I like this question of his:
1. How can American professors learn to write about literature in language that isn’t a crude, pseudo-technical insult to the text it’s supposedly explicating?Interesting: the structure and tone of Mallon's question shows us nearly exactly how not to answer his question -- to do the complete opposite of what he asks. He assumes that nothing of worth comes out of literary criticism these days (ever?), a "crude...insult," "pseudo-technical," and inferior to the text "it's supposedly explicating."
There's a lot to unpack here. If we take on Mallon's position, we have to answer how to completely overhaul an entire discipline with a strong and long (and alliterative) tradition that's been lost. Well, like having them students read Plato's "Republic," perhaps writers of literary criticism should read Matthew Arnold and Sam Coleridge essays, instead of Judy Butler's latest. That would be a start.
It is, in fact, Mallon's question that is crude. Literary criticism from English professors covers so many topics: poetics, history, philosophy, critical theory, cultural inquiry or "studies," sociology, psychology and the list goes on (architecture and "quadrilateralism"?). What literary criticism does well is to focus on specific language and its implications, something few other scholarly disciplines have taken the time to do. So: words have meaning which need explicating. Or: word, you got some 'splainin' to do. In sum, literary criticism's interests are as wide and varied as the creative, or "creative," texts which it explores/investigates/tortures/analyzes.
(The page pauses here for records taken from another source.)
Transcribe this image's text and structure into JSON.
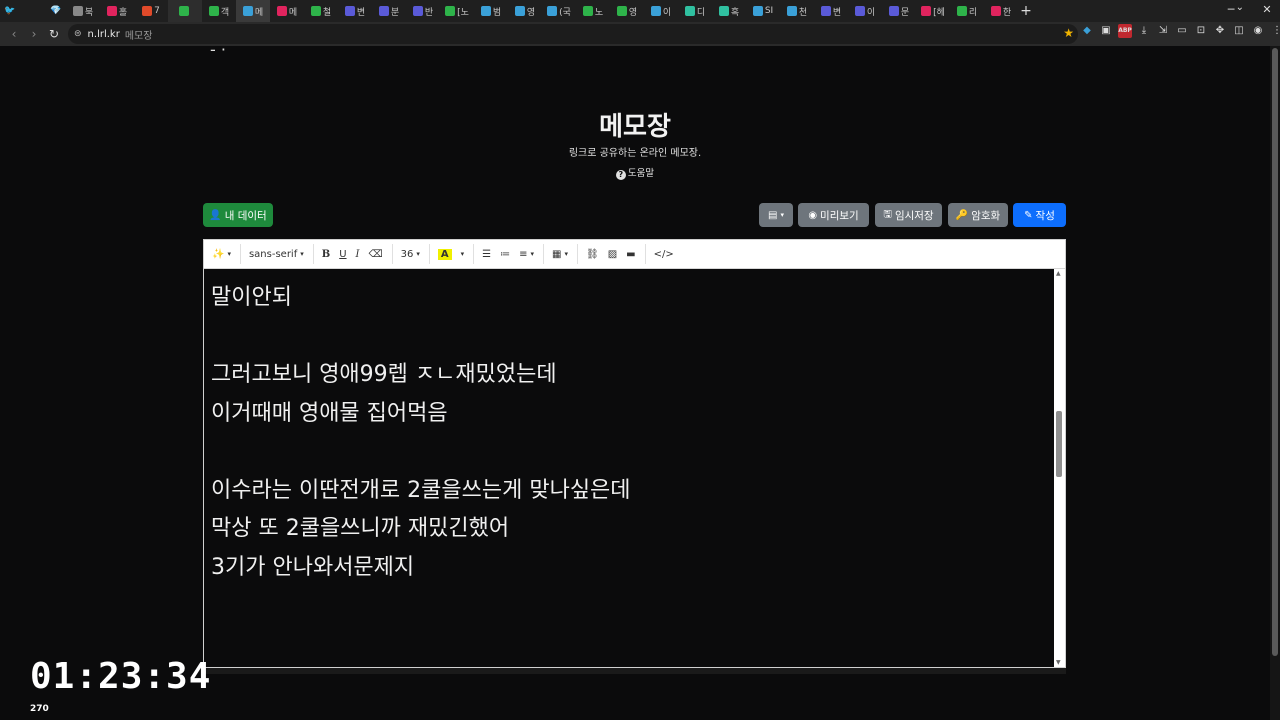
{
  "browser": {
    "tabs": [
      {
        "label": "북",
        "color": "#888888"
      },
      {
        "label": "홀",
        "color": "#e0245e"
      },
      {
        "label": "7",
        "color": "#e04a2a"
      },
      {
        "label": "",
        "color": "#2eb34a"
      },
      {
        "label": "객",
        "color": "#2eb34a"
      },
      {
        "label": "메",
        "color": "#3aa0d8"
      },
      {
        "label": "메",
        "color": "#e0245e"
      },
      {
        "label": "철",
        "color": "#2eb34a"
      },
      {
        "label": "변",
        "color": "#5a5ad8"
      },
      {
        "label": "분",
        "color": "#5a5ad8"
      },
      {
        "label": "반",
        "color": "#5a5ad8"
      },
      {
        "label": "[노",
        "color": "#2eb34a"
      },
      {
        "label": "범",
        "color": "#3aa0d8"
      },
      {
        "label": "영",
        "color": "#3aa0d8"
      },
      {
        "label": "(국",
        "color": "#3aa0d8"
      },
      {
        "label": "노",
        "color": "#2eb34a"
      },
      {
        "label": "영",
        "color": "#2eb34a"
      },
      {
        "label": "이",
        "color": "#3aa0d8"
      },
      {
        "label": "디",
        "color": "#30c0a0"
      },
      {
        "label": "혹",
        "color": "#30c0a0"
      },
      {
        "label": "SI",
        "color": "#3aa0d8"
      },
      {
        "label": "천",
        "color": "#3aa0d8"
      },
      {
        "label": "변",
        "color": "#5a5ad8"
      },
      {
        "label": "이",
        "color": "#5a5ad8"
      },
      {
        "label": "문",
        "color": "#5a5ad8"
      },
      {
        "label": "[헤",
        "color": "#e0245e"
      },
      {
        "label": "리",
        "color": "#2eb34a"
      },
      {
        "label": "한",
        "color": "#e0245e"
      }
    ],
    "new_tab": "+",
    "url_domain": "n.lrl.kr",
    "url_title": "메모장"
  },
  "page": {
    "title": "메모장",
    "subtitle": "링크로 공유하는 온라인 메모장.",
    "help": "도움말",
    "my_data_button": "내 데이터",
    "preview_button": "미리보기",
    "temp_save_button": "임시저장",
    "encrypt_button": "암호화",
    "write_button": "작성"
  },
  "editor_toolbar": {
    "font_family": "sans-serif",
    "font_size": "36",
    "bold": "B",
    "underline": "U",
    "italic": "I",
    "highlight": "A",
    "code": "</>"
  },
  "editor_lines": [
    "말이안되",
    "",
    "그러고보니 영애99렙 ㅈㄴ재밌었는데",
    "이거때매 영애물 집어먹음",
    "",
    "이수라는 이딴전개로 2쿨을쓰는게 맞나싶은데",
    "막상 또 2쿨을쓰니까 재밌긴했어",
    "3기가 안나와서문제지",
    ""
  ],
  "overlay": {
    "timer": "01:23:34",
    "counter": "270"
  }
}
Different academic journals of literary criticism have entirely different editorial specifics and styles. To couch them all together as worthless seems unhinged, uninformed, and hyperbolic. The assumption of a "pseudo-" (to use Mallon's term) monolithic Shitty Literary Criticism -- one's own shit don't smell! -- is the original mistake.
There are good articles; there are bad ones. I read ctheory.net; the prose is light, the content futuristic. I receive PMLA and reel back in horror at the superficial mix of "technical" language, cringe-inducing articles on new "global" texts (diversity-hires-as-articles, if you will), and writing seemingly unbound in its appetite for self-congratulation. Then I read an introductory sentence to a paragraph duller than a composition student's, or at least a three on a scale of ten for a graduate student in English:
Bagese shows the failure of the boundaries that have been imagined and mandated to separate human beings from all else; she reminds the reader of the fluidity of identity. (John Blair Gamber, "'Outcasts and Dreamers in the Cities': Urbanity and Pollution in Dead Voices", PMLA 122.1)Agreed, there's a lot wrong with LitCrit -- too many people writing articles just for the sake of writing articles. Guess what, that's how the discipline's economics have developed. At every level of society, little behaviors, etiquette, and style help people differentiate the good from the bad, so the collective can get better. There ain't no good with no bad.
If anything, comparing the entire set of literary criticism, all the good and the bad, to the entire set of fiction writing, Mallon's forte, shows us that literary criticism isn't doing so bad. Read Liz Fielding's The Best Man & The Bridesmaid (Harlequin, 2001) lately?
Mallon writes in his 2001 Afterword to his Stolen Words (originally published by Harvest 1989):
For students, especially, the Internet may sap the very need to create. It's all there already, or so it seems; all the knowledge on a given subject, and all the competing viewpoints...This quote, Mallon's own words, seems an appropriate response to his question to humanists:
How can American professors learn to write about literature in language that isn’t a crude, pseudo-technical insult to the text it’s supposedly explicating?Bear down and do good work -- that's the best answer I can give. Write like H Saussy and E Hayot. And quit being paranoid, profs: nobody really read LitCrit in the first place.